It is important that I have a career or have a plan for what I want to do when I finish my A – levels. I could have chosen to go to university, but this was expensive and uninterested me, so I decided that I wanted to go down the apprenticeship route. A company called BAE systems offered higher apprenticeships, and worked for the Ministry of Defence, designing and manufacturing marine and air vehicles, and would also allow the apprentice to study a degree whilst being paid for working for the company, so I would be gaining money instead of losing money if I was an apprentice.
I completed an application form that asked questions about why I would like to work for BAE Systems, and also asked me to show evidence for certain skills, such as co-operation and handling unforeseen problems. The CEIL allowed me to gain experiences which could be used as evidence for this. Also, the application included education history and asked if the applicant had any computer skills.
After sending the application in November, I had to wait a month until they replied, saying that I had made it to the next process, and that if I was shortlisted, I would be notified. At the end of February I was then sent an email inviting me to an assessment centre in Farnham, in Surrey, for an interview, a group exercise and to give a presentation on a specific task that they would send in a few days’ time. Of course, by this time I had started to worry that I wouldn’t hear anything from this company again, so I was extremely excited to be invited to prove myself to the assessors.
I was invited to meet them at a hotel on Sunday 8th March, which the company paid for, and met with the other candidates (8 of us in total) as well at the assessors and apprenticeship organisers in the evening before the next day, when the assessment would actually happen. As I got to know them, they seemed to be very nice and I started to relax around them, and started having casual conversations with everyone. A lot of questions were answered about the apprenticeship, although I couldn’t find out what I would actually be doing due to the secrecy around MOD contracted companies.
The next day, we travelled to the assessment centre and started the day by doing the group exercise. We were given a scenario and in a group of 4, rank a group of items by number from 1 to 15 on how useful they would be to somebodies survival in the specific scenario. I expected to something physical for this part so I was a bit surprised, but also relieved because I knew I could demonstrate co-operation and also show that I wasn’t afraid to say what Is on my mind, as well as making sure everyone’s ideas were heard. This took about 30 minutes.

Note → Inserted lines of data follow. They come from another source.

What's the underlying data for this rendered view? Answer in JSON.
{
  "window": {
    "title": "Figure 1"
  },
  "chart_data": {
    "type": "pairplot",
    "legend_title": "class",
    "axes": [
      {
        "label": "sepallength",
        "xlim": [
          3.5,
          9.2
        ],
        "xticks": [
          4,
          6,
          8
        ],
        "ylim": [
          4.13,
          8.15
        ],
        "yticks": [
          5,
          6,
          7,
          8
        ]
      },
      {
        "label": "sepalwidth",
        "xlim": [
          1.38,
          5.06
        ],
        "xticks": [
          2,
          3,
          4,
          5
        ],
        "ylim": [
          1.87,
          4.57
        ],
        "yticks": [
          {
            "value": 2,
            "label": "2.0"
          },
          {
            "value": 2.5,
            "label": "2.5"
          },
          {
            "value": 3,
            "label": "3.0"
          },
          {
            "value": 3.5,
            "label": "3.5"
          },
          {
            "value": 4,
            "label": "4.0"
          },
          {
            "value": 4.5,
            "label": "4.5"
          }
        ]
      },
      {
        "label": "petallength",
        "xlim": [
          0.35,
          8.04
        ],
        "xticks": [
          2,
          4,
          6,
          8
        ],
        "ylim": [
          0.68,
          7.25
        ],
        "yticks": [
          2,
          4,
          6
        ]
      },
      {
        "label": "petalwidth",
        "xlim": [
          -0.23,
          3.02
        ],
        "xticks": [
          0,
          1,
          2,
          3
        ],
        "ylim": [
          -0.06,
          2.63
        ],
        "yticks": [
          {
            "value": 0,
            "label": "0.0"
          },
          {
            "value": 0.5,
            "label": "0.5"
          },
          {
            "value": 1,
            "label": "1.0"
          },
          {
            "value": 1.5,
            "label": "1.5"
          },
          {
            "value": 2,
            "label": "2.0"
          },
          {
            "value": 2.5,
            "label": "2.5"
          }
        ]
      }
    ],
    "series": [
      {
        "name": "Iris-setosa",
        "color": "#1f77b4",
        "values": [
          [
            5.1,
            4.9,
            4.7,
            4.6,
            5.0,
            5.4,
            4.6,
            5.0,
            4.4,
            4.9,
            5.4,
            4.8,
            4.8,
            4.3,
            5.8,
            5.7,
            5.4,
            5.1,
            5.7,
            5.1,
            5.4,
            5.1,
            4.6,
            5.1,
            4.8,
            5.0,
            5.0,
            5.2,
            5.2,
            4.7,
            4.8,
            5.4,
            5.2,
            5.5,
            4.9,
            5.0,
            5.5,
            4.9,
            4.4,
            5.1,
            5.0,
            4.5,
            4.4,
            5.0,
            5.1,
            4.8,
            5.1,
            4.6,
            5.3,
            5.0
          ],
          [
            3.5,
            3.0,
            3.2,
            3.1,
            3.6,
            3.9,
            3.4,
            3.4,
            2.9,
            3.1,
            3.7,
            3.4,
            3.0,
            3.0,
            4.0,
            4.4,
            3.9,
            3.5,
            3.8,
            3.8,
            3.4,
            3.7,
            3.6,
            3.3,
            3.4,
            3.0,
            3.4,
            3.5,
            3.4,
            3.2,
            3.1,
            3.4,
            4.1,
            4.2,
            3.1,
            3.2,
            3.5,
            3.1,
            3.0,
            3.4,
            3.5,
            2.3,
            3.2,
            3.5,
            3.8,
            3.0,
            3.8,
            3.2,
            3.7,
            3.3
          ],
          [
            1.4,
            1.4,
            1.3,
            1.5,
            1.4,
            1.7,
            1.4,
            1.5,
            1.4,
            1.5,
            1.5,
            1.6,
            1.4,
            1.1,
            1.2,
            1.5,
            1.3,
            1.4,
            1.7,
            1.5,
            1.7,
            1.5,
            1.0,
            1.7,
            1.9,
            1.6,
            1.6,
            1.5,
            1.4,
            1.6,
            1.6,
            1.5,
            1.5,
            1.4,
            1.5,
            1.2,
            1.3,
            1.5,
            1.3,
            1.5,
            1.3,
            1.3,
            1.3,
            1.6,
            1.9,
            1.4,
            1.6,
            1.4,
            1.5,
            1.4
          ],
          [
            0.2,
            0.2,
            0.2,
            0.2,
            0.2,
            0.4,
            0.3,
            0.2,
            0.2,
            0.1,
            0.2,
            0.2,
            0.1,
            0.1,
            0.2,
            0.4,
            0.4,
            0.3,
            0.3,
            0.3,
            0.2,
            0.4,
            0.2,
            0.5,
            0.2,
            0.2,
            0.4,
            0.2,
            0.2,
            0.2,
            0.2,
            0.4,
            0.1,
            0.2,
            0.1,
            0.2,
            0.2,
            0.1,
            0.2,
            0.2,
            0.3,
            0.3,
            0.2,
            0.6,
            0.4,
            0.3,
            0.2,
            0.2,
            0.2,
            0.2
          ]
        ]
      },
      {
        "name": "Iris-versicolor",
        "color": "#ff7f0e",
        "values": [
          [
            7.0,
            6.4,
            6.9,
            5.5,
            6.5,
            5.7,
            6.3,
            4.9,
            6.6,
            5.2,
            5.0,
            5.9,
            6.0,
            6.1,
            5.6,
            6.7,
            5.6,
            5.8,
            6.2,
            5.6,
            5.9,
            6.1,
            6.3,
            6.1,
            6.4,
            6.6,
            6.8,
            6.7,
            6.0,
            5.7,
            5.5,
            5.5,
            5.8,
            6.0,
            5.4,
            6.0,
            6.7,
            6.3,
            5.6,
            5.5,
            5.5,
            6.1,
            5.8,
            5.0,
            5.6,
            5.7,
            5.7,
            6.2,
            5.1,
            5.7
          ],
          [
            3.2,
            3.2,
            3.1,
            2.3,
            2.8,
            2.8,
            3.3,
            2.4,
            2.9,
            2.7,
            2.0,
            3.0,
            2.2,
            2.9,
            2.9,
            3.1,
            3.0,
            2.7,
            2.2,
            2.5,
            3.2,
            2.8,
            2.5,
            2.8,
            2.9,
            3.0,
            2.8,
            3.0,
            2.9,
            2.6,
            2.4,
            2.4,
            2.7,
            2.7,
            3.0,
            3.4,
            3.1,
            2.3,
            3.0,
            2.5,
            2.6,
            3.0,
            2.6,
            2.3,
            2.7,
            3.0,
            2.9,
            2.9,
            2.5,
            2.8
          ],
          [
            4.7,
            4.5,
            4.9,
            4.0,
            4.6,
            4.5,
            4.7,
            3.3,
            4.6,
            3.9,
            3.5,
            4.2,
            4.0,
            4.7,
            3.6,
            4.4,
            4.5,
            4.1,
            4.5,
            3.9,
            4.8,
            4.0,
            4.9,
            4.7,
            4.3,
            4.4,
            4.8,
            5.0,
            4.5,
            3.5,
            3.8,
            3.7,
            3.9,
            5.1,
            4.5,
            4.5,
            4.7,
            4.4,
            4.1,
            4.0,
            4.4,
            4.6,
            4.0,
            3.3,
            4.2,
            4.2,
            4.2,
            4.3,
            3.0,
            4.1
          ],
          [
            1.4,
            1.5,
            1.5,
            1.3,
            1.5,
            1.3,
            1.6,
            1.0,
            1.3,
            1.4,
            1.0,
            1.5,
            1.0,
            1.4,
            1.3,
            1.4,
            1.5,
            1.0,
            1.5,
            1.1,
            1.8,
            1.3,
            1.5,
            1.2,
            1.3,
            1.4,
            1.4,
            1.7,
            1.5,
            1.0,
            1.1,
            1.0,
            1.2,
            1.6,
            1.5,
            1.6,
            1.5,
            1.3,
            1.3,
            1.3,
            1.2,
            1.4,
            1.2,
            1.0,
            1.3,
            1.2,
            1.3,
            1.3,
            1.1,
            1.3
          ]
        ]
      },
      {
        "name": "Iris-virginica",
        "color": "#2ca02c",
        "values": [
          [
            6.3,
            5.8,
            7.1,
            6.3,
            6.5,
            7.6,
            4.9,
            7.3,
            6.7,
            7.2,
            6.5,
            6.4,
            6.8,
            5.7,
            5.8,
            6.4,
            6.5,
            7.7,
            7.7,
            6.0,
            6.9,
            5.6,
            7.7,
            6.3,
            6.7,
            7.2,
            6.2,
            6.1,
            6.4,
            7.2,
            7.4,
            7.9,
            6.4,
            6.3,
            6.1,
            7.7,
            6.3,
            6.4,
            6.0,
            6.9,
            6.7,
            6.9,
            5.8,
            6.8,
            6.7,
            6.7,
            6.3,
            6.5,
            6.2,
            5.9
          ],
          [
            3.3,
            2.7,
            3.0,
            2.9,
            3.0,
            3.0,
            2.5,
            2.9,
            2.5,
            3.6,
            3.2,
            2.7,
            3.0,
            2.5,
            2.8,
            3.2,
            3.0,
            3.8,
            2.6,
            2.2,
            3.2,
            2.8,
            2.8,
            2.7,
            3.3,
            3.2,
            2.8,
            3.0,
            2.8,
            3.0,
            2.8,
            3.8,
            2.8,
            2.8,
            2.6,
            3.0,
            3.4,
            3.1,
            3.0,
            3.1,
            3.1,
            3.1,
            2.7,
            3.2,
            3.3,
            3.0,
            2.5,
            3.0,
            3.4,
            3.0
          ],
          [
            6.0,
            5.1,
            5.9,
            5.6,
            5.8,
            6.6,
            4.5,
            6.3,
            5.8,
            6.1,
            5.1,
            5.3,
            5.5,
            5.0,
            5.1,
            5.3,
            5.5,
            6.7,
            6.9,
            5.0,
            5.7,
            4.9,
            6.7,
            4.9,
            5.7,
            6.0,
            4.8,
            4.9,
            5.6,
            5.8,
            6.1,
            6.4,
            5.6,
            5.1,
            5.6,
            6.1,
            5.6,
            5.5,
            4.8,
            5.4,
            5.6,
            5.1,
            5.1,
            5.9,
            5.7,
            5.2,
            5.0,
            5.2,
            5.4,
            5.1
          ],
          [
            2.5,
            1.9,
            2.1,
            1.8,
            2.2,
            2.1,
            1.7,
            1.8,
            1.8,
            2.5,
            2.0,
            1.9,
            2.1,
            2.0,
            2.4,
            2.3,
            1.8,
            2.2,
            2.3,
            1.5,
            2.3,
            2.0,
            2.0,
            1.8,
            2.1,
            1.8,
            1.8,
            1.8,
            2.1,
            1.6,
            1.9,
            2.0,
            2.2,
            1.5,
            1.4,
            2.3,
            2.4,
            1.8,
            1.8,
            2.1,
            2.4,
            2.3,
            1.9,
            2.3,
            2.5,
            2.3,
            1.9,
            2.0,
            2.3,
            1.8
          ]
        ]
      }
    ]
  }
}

Next, I had to give my presentation, and this happened exactly as I expected it to. I had to create a presentation that stated the main challenges with underwater navigation in submarines, and also had to be around 15 minutes long. Once I gave the presentation, they asked me questions about how I found the information, and also some technical questions too. Due to me meeting everyone the previous day, I wasn’t nervous, which I found very helpful.
Finally, I was interviewed. This consisted of 4 questions, and took around about 30 minutes too, which was very different to how I imagined the interview to be like. I had prepared for a formal, hour long interview with many different questions practiced, but it turned out that this was quite informal, even though everyone was wearing suits. I was asked one technical question, one question about co-operating and working in a team, one question about adapting to changes to overcome a problem, and, of course, why I wanted to work with BAE Systems .I found that this interview went well, mainly because of how enthusiastic I am about working a company which uses such fascinating technology.
At the end of the assessment, all candidates were told that we would find out if we were to be given conditional offers or turned down in less than a week.
Overall, this has been a very good experience because I now know what assessors look for in group exercises and interviews, and I have also become more confident with meeting new people and presenting myself in a specific way.
Matt has now heard back from BAE, and has this to add:
BAE recently contacted me, offering me a conditional offer for the Combat Systems Higher Apprenticeship in Weymouth. I was told that I performed very well at the assessment centre, and that I would be starting September 7th.
Now I feel like I have a massive weight lifted off of my shoulders, as I have been offered a good paying job after I finish sixth form this year, and I can study to get a degree without paying university fee’s. Most importantly however is that I will be gaining experience, which is what I have wanted since I joined the CEIL at the end of 2013.
I do not believe that I would have got this apprenticeship without the CEIL, as it has prepared me for this moment since I started my internship through different opportunities and projects. The internship has made me more confident, through working with new people and doing tours on open evenings, and also allowed me to work more successfully in a group, solving problems more efficiently. This is what the assessors wanted to see, and without these skills, someone else would have been chosen for the job. The CEA allowed me to improve me cooperation skills, as well as giving me experience in working to a deadline, which is another thing that this job will involve.
The main point I would make is that you should apply as soon as possible. Don’t worry about how long it takes for the company to reply, because they will, eventually, and also, try and present yourself as someone who is enthusiastic about a job, because that is the type of person that they want working for them.